In October 2004, Petitioners opened a video rental store, and, in January 2005, presumed Chavistas came into the store asking why Petitioners only carried American films. In February 2005, the windows *728 of the Petitioners’ car were broken while it was parked in the video store’s parking lot.

In October 2006, Lobo was in a car accident after he turned in the proceeds of a raffle held to benefit Petitioners’ political party and the parties’ presidential candidate. Lobo got nervous because he thought he was being following by Chavis-tas, and he lost control of the vehicle and crashed. Later that month, Petitioners decided to leave the country.

After the hearing, the IJ denied Mora’s application and ordered Petitioners removed to Venezuela. The BIA affirmed the IJ’s decision. Before this Court, Petitioners do not dispute that they are removable as charged, but contend that the BIA erred in finding that Mora did not establish past persecution or a well-founded fear of future persecution.

II. Discussion

When the BIA issues a decision, we review only that decision, except to the extent that the BIA expressly adopts the IJ’s decision. Al Najjar v. Ashcroft, 257 F.3d 1262, 1284 (11th Cir.2001). When the BIA explicitly agrees with the findings of the IJ, we review the decisions of both the BIA and IJ as to those issues. Ayala v. U.S. Att’y Gen., 605 F.3d 941, 948 (11th Cir.2010). Here, because the BIA agreed with the IJ’s findings regarding past persecution and well-founded fear of future persecution, we review both decisions.

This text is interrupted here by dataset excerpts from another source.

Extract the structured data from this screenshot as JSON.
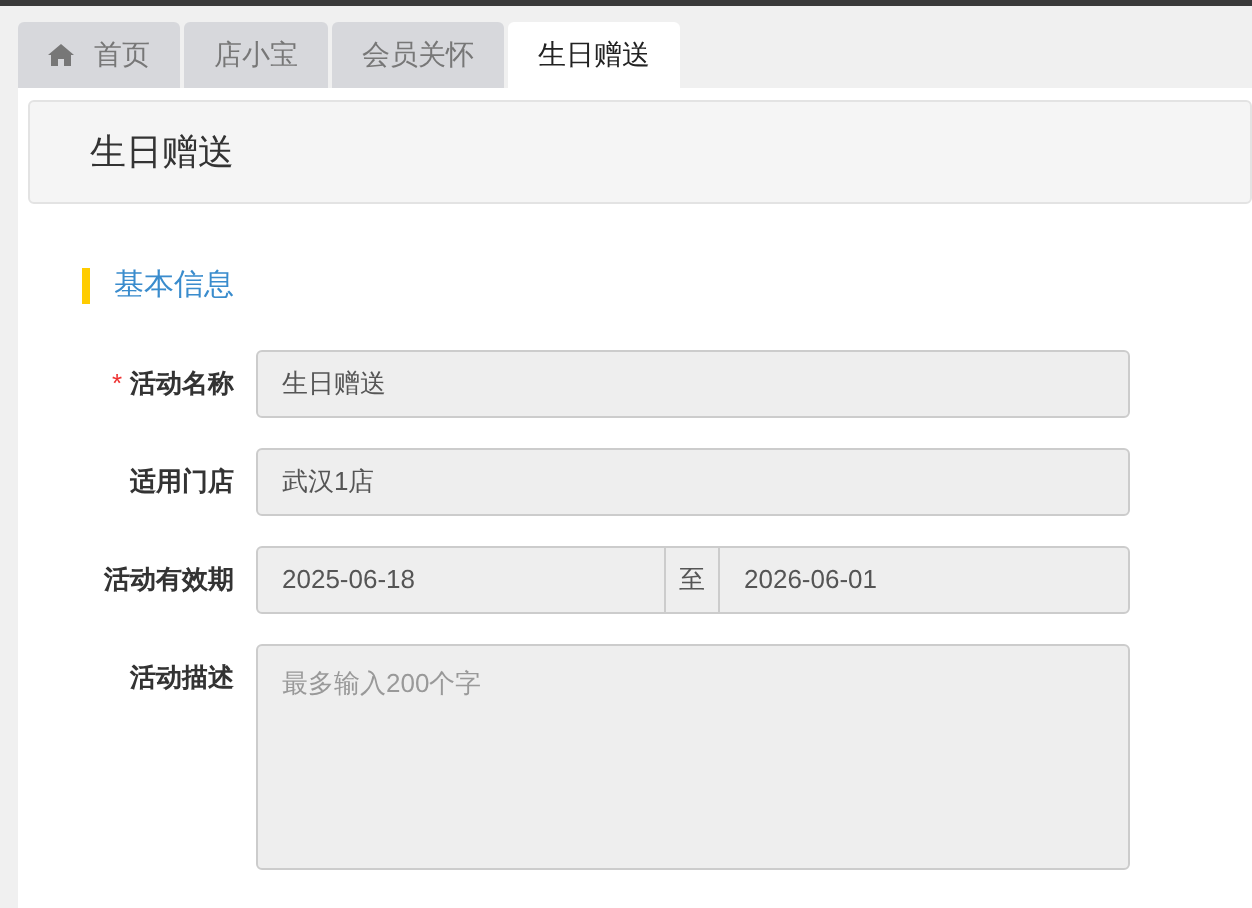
{
  "tabs": [
    {
      "label": "首页",
      "selected": false,
      "kind": "home"
    },
    {
      "label": "店小宝",
      "selected": false,
      "kind": "plain"
    },
    {
      "label": "会员关怀",
      "selected": false,
      "kind": "plain"
    },
    {
      "label": "生日赠送",
      "selected": true,
      "kind": "plain"
    }
  ],
  "page_title": "生日赠送",
  "section_title": "基本信息",
  "required_mark": "*",
  "form": [
    {
      "kind": "text",
      "label": "活动名称",
      "required": true,
      "disabled": true,
      "value": "生日赠送"
    },
    {
      "kind": "text",
      "label": "适用门店",
      "required": false,
      "disabled": true,
      "value": "武汉1店"
    },
    {
      "kind": "date_range",
      "label": "活动有效期",
      "required": false,
      "disabled": true,
      "start": "2025-06-18",
      "separator": "至",
      "end": "2026-06-01"
    },
    {
      "kind": "textarea",
      "label": "活动描述",
      "required": false,
      "disabled": true,
      "placeholder": "最多输入200个字"
    }
  ]
}
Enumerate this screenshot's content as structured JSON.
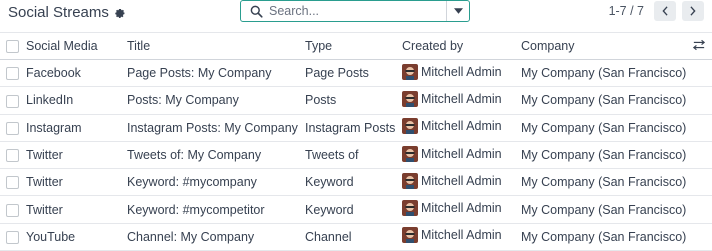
{
  "header": {
    "title": "Social Streams"
  },
  "search": {
    "placeholder": "Search..."
  },
  "pager": {
    "range": "1-7 / 7"
  },
  "columns": {
    "social_media": "Social Media",
    "title": "Title",
    "type": "Type",
    "created_by": "Created by",
    "company": "Company"
  },
  "rows": [
    {
      "social_media": "Facebook",
      "title": "Page Posts: My Company",
      "type": "Page Posts",
      "created_by": "Mitchell Admin",
      "company": "My Company (San Francisco)"
    },
    {
      "social_media": "LinkedIn",
      "title": "Posts: My Company",
      "type": "Posts",
      "created_by": "Mitchell Admin",
      "company": "My Company (San Francisco)"
    },
    {
      "social_media": "Instagram",
      "title": "Instagram Posts: My Company",
      "type": "Instagram Posts",
      "created_by": "Mitchell Admin",
      "company": "My Company (San Francisco)"
    },
    {
      "social_media": "Twitter",
      "title": "Tweets of: My Company",
      "type": "Tweets of",
      "created_by": "Mitchell Admin",
      "company": "My Company (San Francisco)"
    },
    {
      "social_media": "Twitter",
      "title": "Keyword: #mycompany",
      "type": "Keyword",
      "created_by": "Mitchell Admin",
      "company": "My Company (San Francisco)"
    },
    {
      "social_media": "Twitter",
      "title": "Keyword: #mycompetitor",
      "type": "Keyword",
      "created_by": "Mitchell Admin",
      "company": "My Company (San Francisco)"
    },
    {
      "social_media": "YouTube",
      "title": "Channel: My Company",
      "type": "Channel",
      "created_by": "Mitchell Admin",
      "company": "My Company (San Francisco)"
    }
  ],
  "icons": {
    "settings": "gear-icon",
    "search": "search-icon",
    "dropdown": "caret-down-icon",
    "prev": "chevron-left-icon",
    "next": "chevron-right-icon",
    "column_settings": "sliders-icon"
  },
  "colors": {
    "search_border": "#2a9d8f",
    "pager_button_bg": "#e9ecef"
  }
}
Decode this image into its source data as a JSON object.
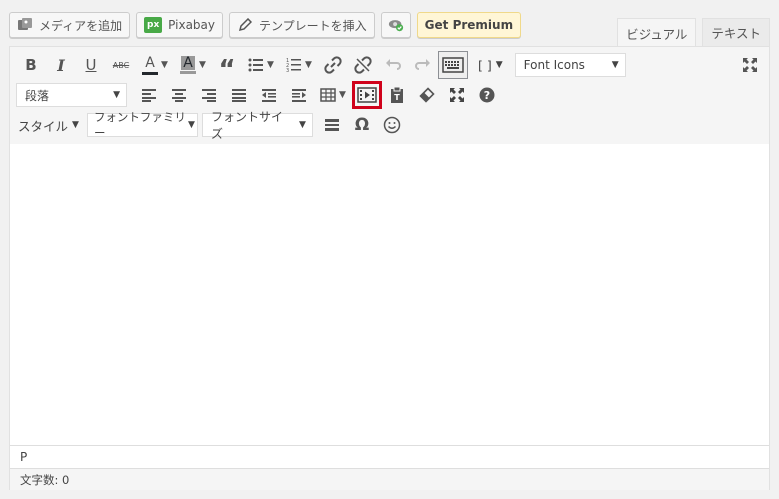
{
  "media_buttons": {
    "add_media": "メディアを追加",
    "pixabay_icon_text": "px",
    "pixabay": "Pixabay",
    "template_insert": "テンプレートを挿入",
    "get_premium": "Get Premium"
  },
  "tabs": {
    "visual": "ビジュアル",
    "text": "テキスト"
  },
  "toolbar": {
    "bold": "B",
    "italic": "I",
    "underline": "U",
    "strikethrough": "ABC",
    "text_color": "A",
    "bg_color": "A",
    "shortcode": "[ ]",
    "font_icons": "Font Icons",
    "format_select": "段落",
    "styles": "スタイル",
    "font_family": "フォントファミリー",
    "font_size": "フォントサイズ",
    "omega": "Ω"
  },
  "status": {
    "path": "P",
    "word_count": "文字数: 0"
  },
  "colors": {
    "highlight": "#d0021b",
    "pixabay_green": "#48a947",
    "premium_bg": "#fff6d6"
  }
}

In a petition for review of a BIA decision, we review factual determinations under the substantial evidence test. Kazemzadeh v. U.S. Att’y Gen., 577 F.3d 1341, 1350 (11th Cir.2009). Under the substantial evidence test, we draw every reasonable inference from the evidence in favor of the decision, and reverse a finding of fact only if the record compels a reversal. Id. at 1351. We must affirm if the BIA’s decision is “supported by reasonable, substantial, and probative evidence on the record considered as a whole.” Id. The fact that the record may support a contrary conclusion is insufficient to reverse. Adefemi v. Ashcroft, 386 F.3d 1022, 1027 (11th Cir.2004) (en banc).

An applicant for asylum must meet the INA’s definition of a refugee. INA § 208(b)(1), 8 U.S.C. § 1158(b)(1). The INA defines a refugee as a person who cannot return to his or her home country due to “persecution or a well-founded fear of persecution on account of race, religion, nationality, membership in a particular social group, or political opinion.” INA § 101(a)(42)(A), 8 U.S.C. § 1101(a)(42)(A). To establish eligibility for asylum, an applicant must demonstrate either past persecution, or a well-founded fear of future persecution, based on a statutorily listed factor. Ruiz v. U.S. Att’y Gen., 440 F.3d 1247, 1257 (11th Cir.2006). If the applicant demonstrates past persecution, there is a rebutable presumption that she has a well-founded fear of future persecution. Id. If the applicant cannot demonstrate past persecution, she must demonstrate that her well-founded fear of future persecution is subjectively genuine and objectively reasonable. Id.

We have held that “persecution is an extreme concept, requiring more than a few isolated incidents of verbal harassment or intimidation, and that mere harassment does not amount to persecution.” Sanchez Jimenez v. U.S. Att’y Gen., 492 F.3d 1223, 1232 (11th Cir.2007). In determining whether the petitioner has suffered persecution, we consider the cumulative effects of the incidents. De Santamaria v. U.S. Att’y Gen., 525 F.3d 999, 1008 (11th Cir.2008).